Tam 104 yıl önce sineleri iman dolu kahraman mehmetçik ve yazdığı tarih dillerden dile dolaştı. Çanakkale'de verilen destansı savunma dünyaya nam salarken Çanakkale'de oluşan manevi ruh ve bütünleşme ile yapılan savunma tarih kitaplarında ve şiirlerde ve edebiyat eserlerinde ''Çanakkale geçilmez'' dedirtmiştir. Bu şanlı mücadelenin nasıl seyrettiğini tekrar hatırlayalım. Çanakkale destanı nasıl yazıldı? Çanakkale mücadelesinin nedenleri ve sonuçları nedir?
18 Mart Çanakkale Savaşı tarihin en büyük zaferlerinden biridir. Gelibolu Yarımadası'nda Osmanlı İmparatorluğu ile İtilaf Devletleri arasında gerçekleşmiştir. 18 Mart 1915 yılında başlamış, 9 Ocak 1916 tarihinde sona ermiştir. Çanakkale Savaşı nedenler ve sonuçları ile ilgili detaylara aşağıdan ulaşabilirsiniz.
Çanakkale savaşının çıkmasına neden olan başlıca nedenler maddeler halinde şu şekilde sıralanabilir:
ÇANAKKALE SAVAŞI NEDENLERİ
1. 1911-1912 yıllarında Osmanlı Devleti son Afrika toprakları olan Trablusgarp ve Bingazi'yi İtalya'ya bırakmış, 1912-1913 Balkan hezimeti ise, 500 yıldır Türk olan Rumeli'deki son Türk hâkimiyetini yok etmişti. Bu yüzden Osmanlı Devleti kaybettiği toprakları geri almak istemesi
2. İngiliz ve Fransızların İstanbul'u ele geçirmek istemesi ve İstanbul'a giden yol ise Çanakkale Boğazı'ndan geçer. Bulgar ordularının İstanbul kapılarını zorlaması, İstanbul ve boğazların güvenliğinin tehlikeye girmesi..
3. Ekonomisi kötüye giden Rusya'ya gerekli yardımı götürmek. Ve Anadoludaki petrol yataklarını ele geçirmek.
4. Balkan Savaşları' nda yara almış Osmanlı devleti'ne ikinci hamleyi vurarak tamamen çökertmek. Bu sayede de Avrupa'ya açılabilme emellerini gerçekleştirmek.

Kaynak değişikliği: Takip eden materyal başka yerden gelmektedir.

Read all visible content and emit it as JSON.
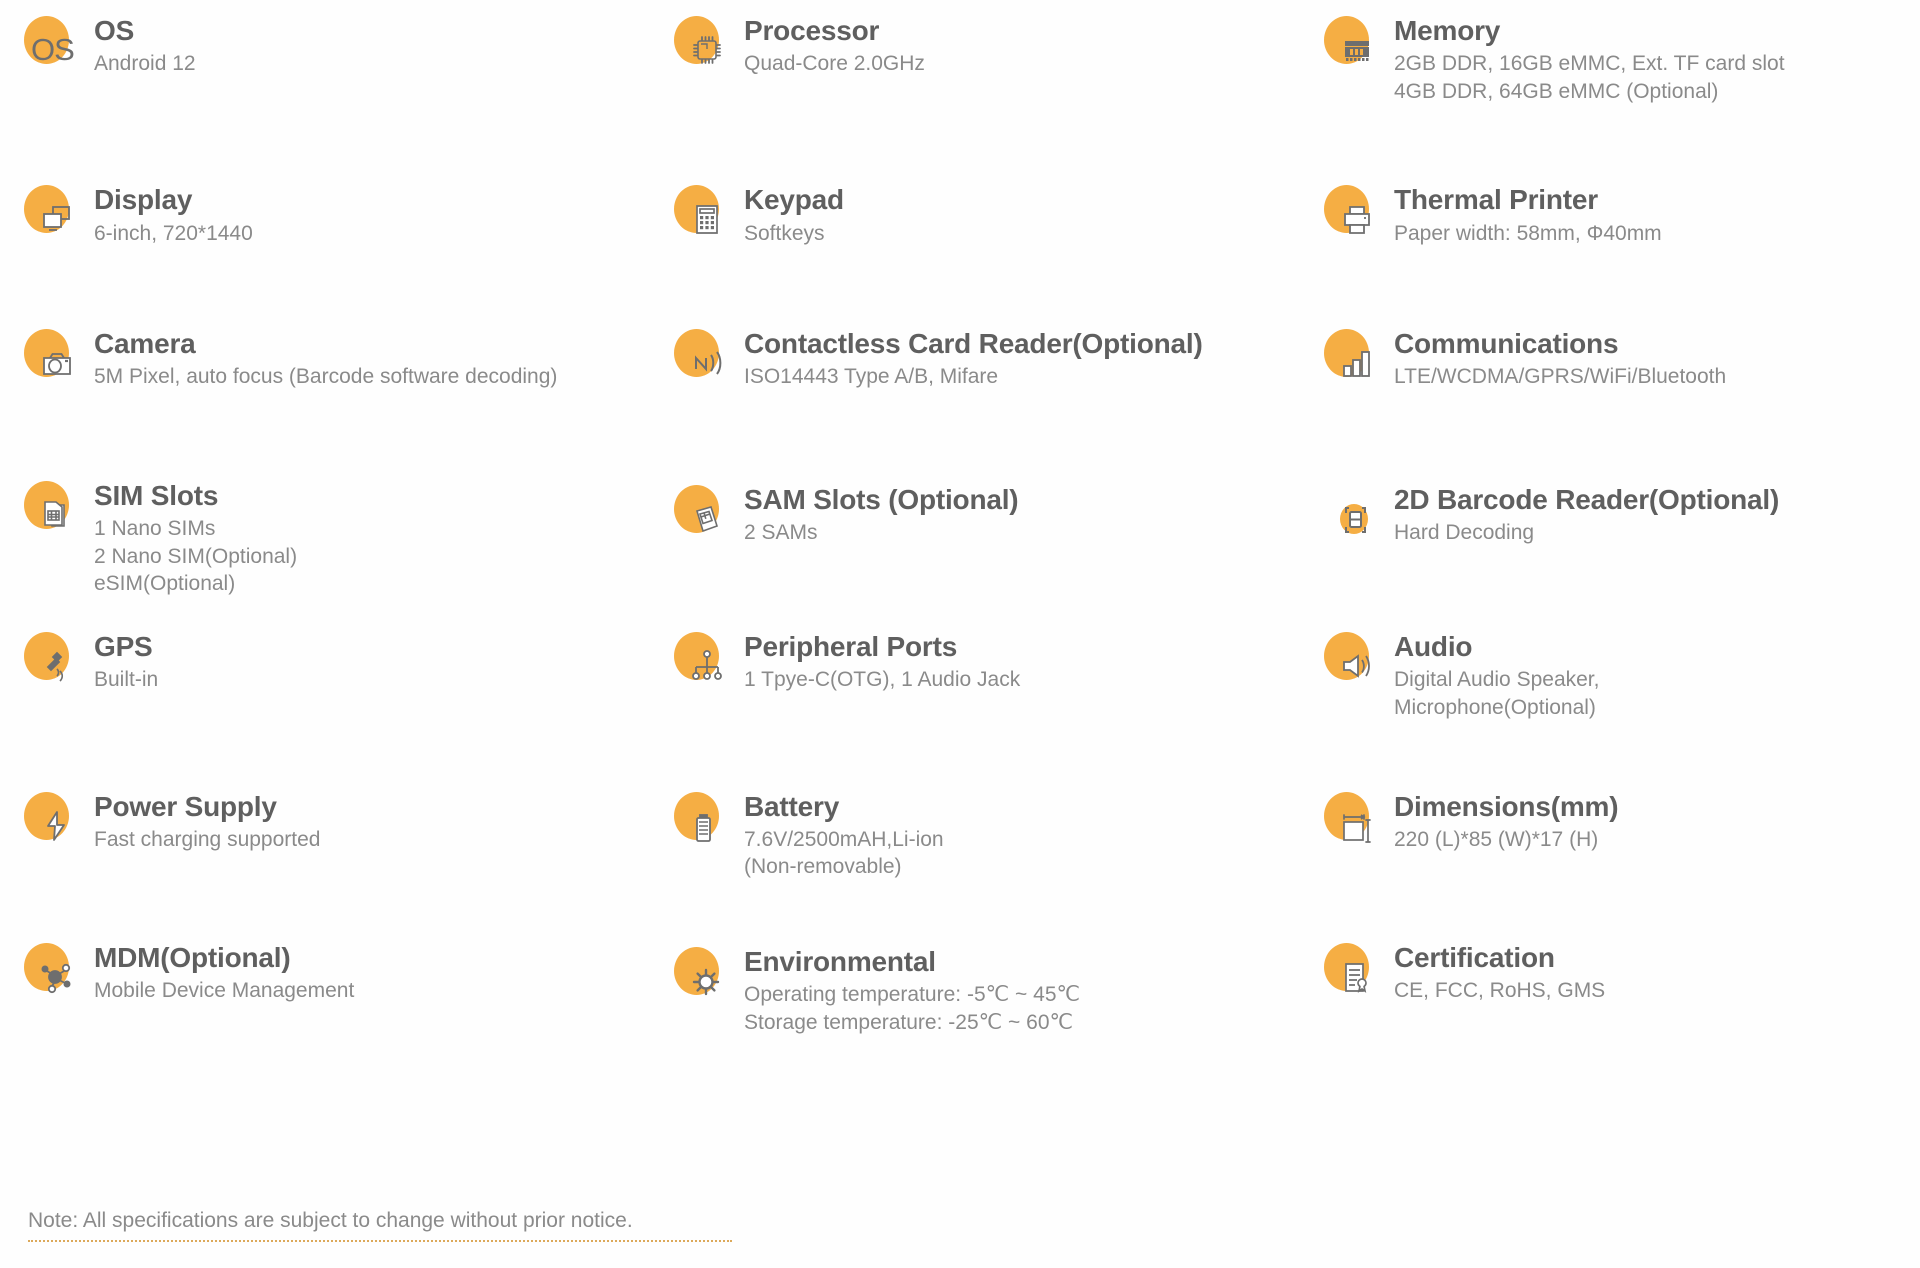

5. İki Alman gemisinin Akdeniz'de İngiliz ve Fransız donanmasından kaçarak Türk bayrağı altında Rus limanlarını bombalaması.
6. Osmanlı Devleti'nin bu sebeplerden dolayı savaşa girmek zorunda kalması ve müttefiği olduğu Almanya'nın savaşı kazanacaklarına inanması.

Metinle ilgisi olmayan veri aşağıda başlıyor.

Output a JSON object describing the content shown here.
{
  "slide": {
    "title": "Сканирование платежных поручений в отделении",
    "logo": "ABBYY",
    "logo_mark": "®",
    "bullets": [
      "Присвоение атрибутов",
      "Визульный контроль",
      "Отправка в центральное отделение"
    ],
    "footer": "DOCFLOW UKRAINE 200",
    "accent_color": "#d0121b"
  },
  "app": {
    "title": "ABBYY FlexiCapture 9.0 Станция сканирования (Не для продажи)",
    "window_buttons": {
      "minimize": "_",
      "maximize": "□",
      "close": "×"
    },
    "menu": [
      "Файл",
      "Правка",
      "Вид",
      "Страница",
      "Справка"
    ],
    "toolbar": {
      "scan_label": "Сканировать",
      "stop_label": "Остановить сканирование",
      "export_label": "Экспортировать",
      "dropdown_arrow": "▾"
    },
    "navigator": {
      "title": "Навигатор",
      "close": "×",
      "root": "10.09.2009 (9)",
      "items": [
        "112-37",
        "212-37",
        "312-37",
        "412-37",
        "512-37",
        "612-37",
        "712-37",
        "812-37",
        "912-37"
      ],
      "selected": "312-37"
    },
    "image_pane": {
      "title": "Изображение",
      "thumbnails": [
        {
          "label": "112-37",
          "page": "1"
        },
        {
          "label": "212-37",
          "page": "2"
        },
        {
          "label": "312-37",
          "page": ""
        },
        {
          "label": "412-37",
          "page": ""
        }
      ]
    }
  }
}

ÇANAKKALE SAVAŞI'NIN SONUÇLARI
*İngiltereden 400 bin, Osmanlıdan 500 bin, Anzak ve Fransa dan 125 bin civarı asker bu savaşa katılmışlardır. Bu da çarpışmaların ne denli şiddetli olduğunu açıkça ortaya koymaktadır.
*Bu savaşta 253 bin Türk askeri şehit düşmüştür, itilaf devletlerinden ise 250 bin civarı ölü olmuştur.
* Bu savaş sonucunda yeni bir devlet ortaya çıkmaya başlamıştır.
*Çarlık Rusyaya yardım gidememiş ve sovyetler birliği kurulmuştur.
* Osmanlının sürekli kaybeden imajı bir nebze olsun silinmiştir.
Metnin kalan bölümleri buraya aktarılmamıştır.